幸太は、答案用紙を見て溜息をついた。ゴールデンウィークが開けて、中間テストがあった。幸太にとっては入学して初めてのテストである。授業をろくすっぽ聞いていない自覚はあったので、覚悟はしていたが予想以上の惨状に溜息しか出ない。


まあ、過ぎたことは仕方ない。どうにかなるだろう。これから部活で美戸先輩と楽しく過ごして忘れよう。幸太はいそいそと部室に向かった。


美戸はすでに部室に来ていた。ドアを開けた幸太を見ると極上の笑顔で言った。


「佐藤君、テスト返って来たんでしょ。見せて。」


幸太は、うっと詰まった。その様子を見透かすように美戸は続けた。


「恥ずかしがらずにお姉さんに見せてご覧♡」


美戸はからかうように言ったが、有無を言わせない迫力があった。

幸太にもささやかなプライドがある。自分が勉強ができないことを美戸に知られたくなかった。

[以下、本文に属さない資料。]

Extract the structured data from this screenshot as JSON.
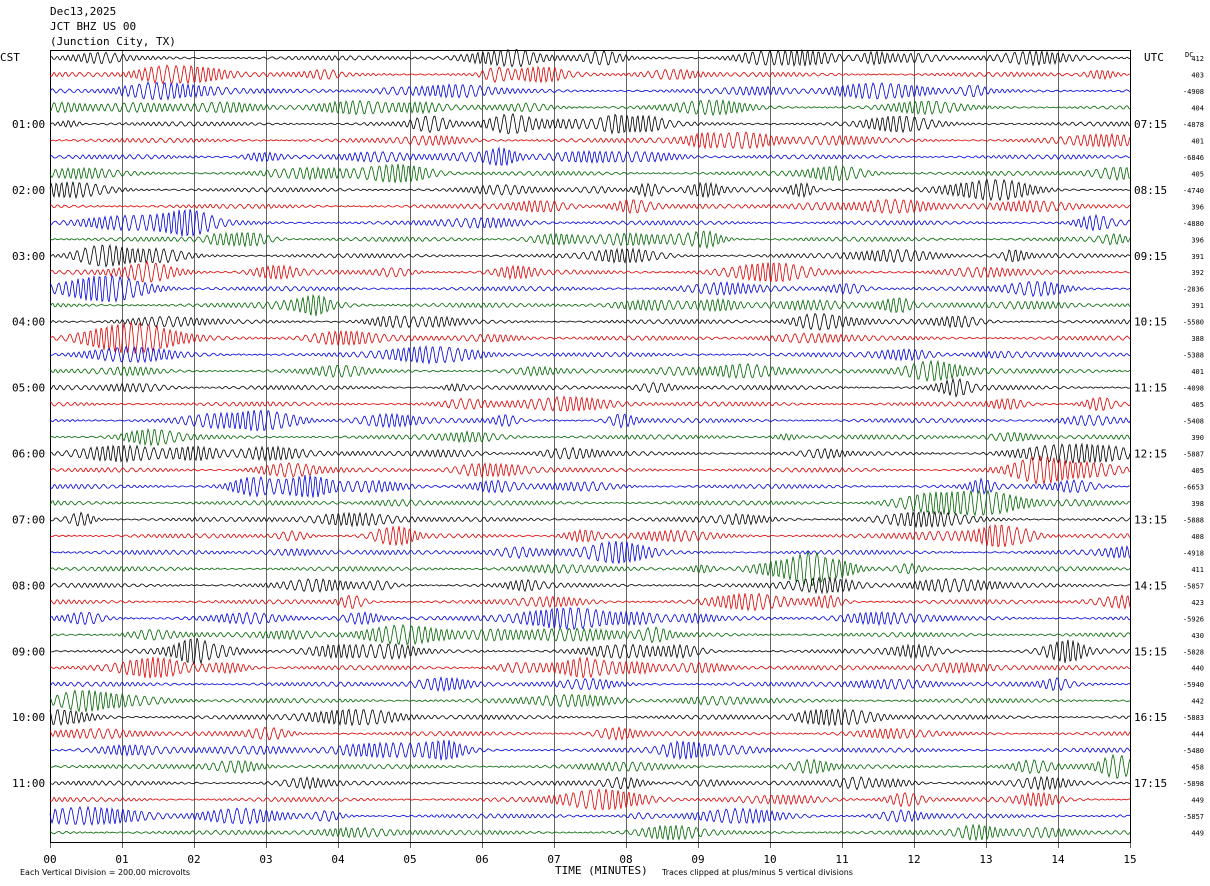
{
  "header": {
    "date": "Dec13,2025",
    "station": "JCT BHZ US 00",
    "location": "(Junction City, TX)"
  },
  "axis": {
    "left_tz": "CST",
    "right_tz": "UTC",
    "dc_label": "DC",
    "xlabel": "TIME (MINUTES)",
    "x_ticks": [
      "00",
      "01",
      "02",
      "03",
      "04",
      "05",
      "06",
      "07",
      "08",
      "09",
      "10",
      "11",
      "12",
      "13",
      "14",
      "15"
    ]
  },
  "footer": {
    "scale_note": "Each Vertical Division =  200.00 microvolts",
    "clip_note": "Traces clipped at plus/minus 5 vertical divisions"
  },
  "colors": {
    "trace_cycle": [
      "#000000",
      "#dd0000",
      "#0000dd",
      "#006600"
    ],
    "grid": "#000000"
  },
  "chart_data": {
    "type": "line",
    "description_type": "helicorder",
    "minutes_per_line": 15,
    "x_range_minutes": [
      0,
      15
    ],
    "traces_count": 48,
    "left_hour_labels": [
      {
        "trace": 4,
        "text": "01:00"
      },
      {
        "trace": 8,
        "text": "02:00"
      },
      {
        "trace": 12,
        "text": "03:00"
      },
      {
        "trace": 16,
        "text": "04:00"
      },
      {
        "trace": 20,
        "text": "05:00"
      },
      {
        "trace": 24,
        "text": "06:00"
      },
      {
        "trace": 28,
        "text": "07:00"
      },
      {
        "trace": 32,
        "text": "08:00"
      },
      {
        "trace": 36,
        "text": "09:00"
      },
      {
        "trace": 40,
        "text": "10:00"
      },
      {
        "trace": 44,
        "text": "11:00"
      }
    ],
    "right_hour_labels": [
      {
        "trace": 4,
        "text": "07:15"
      },
      {
        "trace": 8,
        "text": "08:15"
      },
      {
        "trace": 12,
        "text": "09:15"
      },
      {
        "trace": 16,
        "text": "10:15"
      },
      {
        "trace": 20,
        "text": "11:15"
      },
      {
        "trace": 24,
        "text": "12:15"
      },
      {
        "trace": 28,
        "text": "13:15"
      },
      {
        "trace": 32,
        "text": "14:15"
      },
      {
        "trace": 36,
        "text": "15:15"
      },
      {
        "trace": 40,
        "text": "16:15"
      },
      {
        "trace": 44,
        "text": "17:15"
      }
    ],
    "dc_offsets": [
      "412",
      "403",
      "-4908",
      "404",
      "-4878",
      "401",
      "-6846",
      "405",
      "-4740",
      "396",
      "-4880",
      "396",
      "391",
      "392",
      "-2836",
      "391",
      "-5580",
      "388",
      "-5388",
      "401",
      "-4098",
      "405",
      "-5408",
      "390",
      "-5887",
      "405",
      "-6653",
      "398",
      "-5888",
      "408",
      "-4918",
      "411",
      "-5857",
      "423",
      "-5926",
      "430",
      "-5828",
      "440",
      "-5940",
      "442",
      "-5883",
      "444",
      "-5480",
      "458",
      "-5898",
      "449",
      "-5857",
      "449"
    ]
  }
}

幸太は両親に学校の成績のことで叱られたりしたことはない。親にしてみれば、病弱な幸太が学校に行ってくれるだけでもおんの字であって、叱ったりして学校に行きたがらたくなったりしたら困るので何も言わないのである。


幸太は渋々テストの答案を美戸に渡した。美戸はそれを見て笑顔のまま眉間にしわが寄った。テストの点は5教科合わせて、100点弱といったところだろうか。


「まずいよ、佐藤君。もう後がないんだよ。」


切羽詰まった美戸の様子に幸太は傷ついた。確かに点数は低いが、まだ1学期の中間テストなのだ。いくら何でもその言い方はないのではないか?

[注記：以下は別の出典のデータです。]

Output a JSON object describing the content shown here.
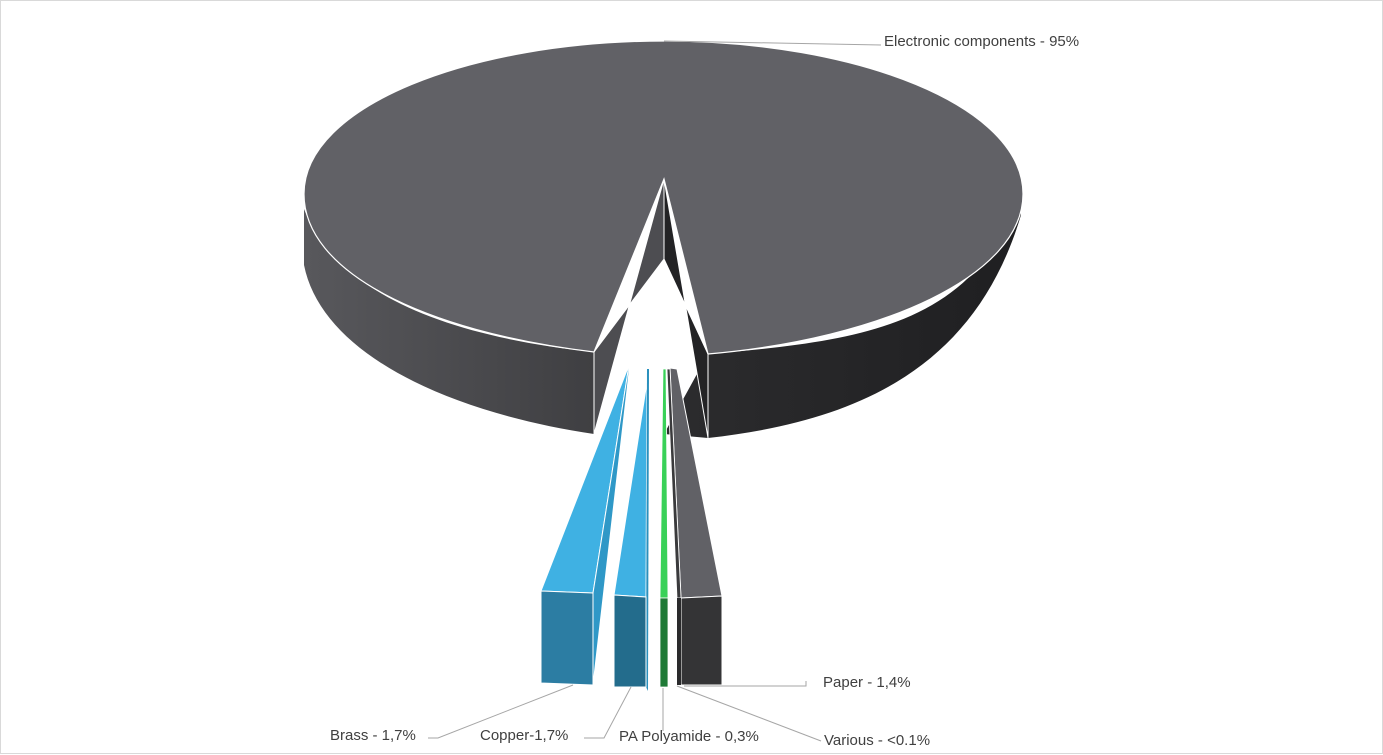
{
  "chart_data": {
    "type": "pie",
    "style": "3d exploded",
    "slices": [
      {
        "label": "Electronic components - 95%",
        "category": "Electronic components",
        "value": 95,
        "color": "#616166"
      },
      {
        "label": "Paper - 1,4%",
        "category": "Paper",
        "value": 1.4,
        "color": "#606063"
      },
      {
        "label": "Various - <0.1%",
        "category": "Various",
        "value": 0.1,
        "color": "#3a3a3c"
      },
      {
        "label": "PA Polyamide - 0,3%",
        "category": "PA Polyamide",
        "value": 0.3,
        "color": "#39d158"
      },
      {
        "label": "Copper-1,7%",
        "category": "Copper",
        "value": 1.7,
        "color": "#3fb1e3"
      },
      {
        "label": "Brass - 1,7%",
        "category": "Brass",
        "value": 1.7,
        "color": "#3fb1e3"
      }
    ]
  }
}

「E組で、この点数はまずいよ。進級できなくなっちゃうよ。」

「え?」

「聞いてないの?」


都立東久留米中央高校のクラスはA組からE組まであるが、クラス分けは成績順である。つまり幸太のいるE組は成績的には一番下位のクラスであった。そのE組の中でも更に下位となると、進級や卒業も危うくなる。高校は義務教育ではないし、公立なのでそんなに尻を叩いて勉強させない代わりに、やる気のない生徒の面倒も見てくれない。


当然、入学当初にその説明があったはずだが、例によって幸太はぼーっとして聞いてなかったのであろう。幸太は青くなった。


「田中先輩、どうしよう?」

「まずは、復習ね。とりあえず、このテストから始めよ。これから週に3日は勉強ね。」


「うちの高校に入れたんだから、基本的な学力はあるはずよ。勉強なんてやり方次第なんだから、私を信じて、ついて来て。」


そう言えば、美戸はA組だった。幸太は思い出した。後に、幸太は美戸が学校一の才媛と呼ばれているのを知ることになる。


そんな訳で、幸太は美戸に勉強を教わるようになった。幸太は美戸と一緒にいられれば、それがポタリングでも勉強でも良かったし、美戸の話だけは集中して聞くことができたので、少しずつ成績が上がるようになって1年生の三学期の期末テストではとりあえず進級の不安はなくなった。


だが、進級のために勉強するようになったことで、逆に幸太は自分の将来について考えるようになる。病弱な自分が大人になっていくこと。三年生になる頃には、進学なり就職なり決めなければならないこと。大学や専門学校に通ったり、会社で働くことが病弱な自分にできるのかということ。


そして、自分の未来に美戸は一緒にいるのか? ということ。


少年らしい、大真面目ながらも可愛い青春の悩みである。幸太は成長を始めた。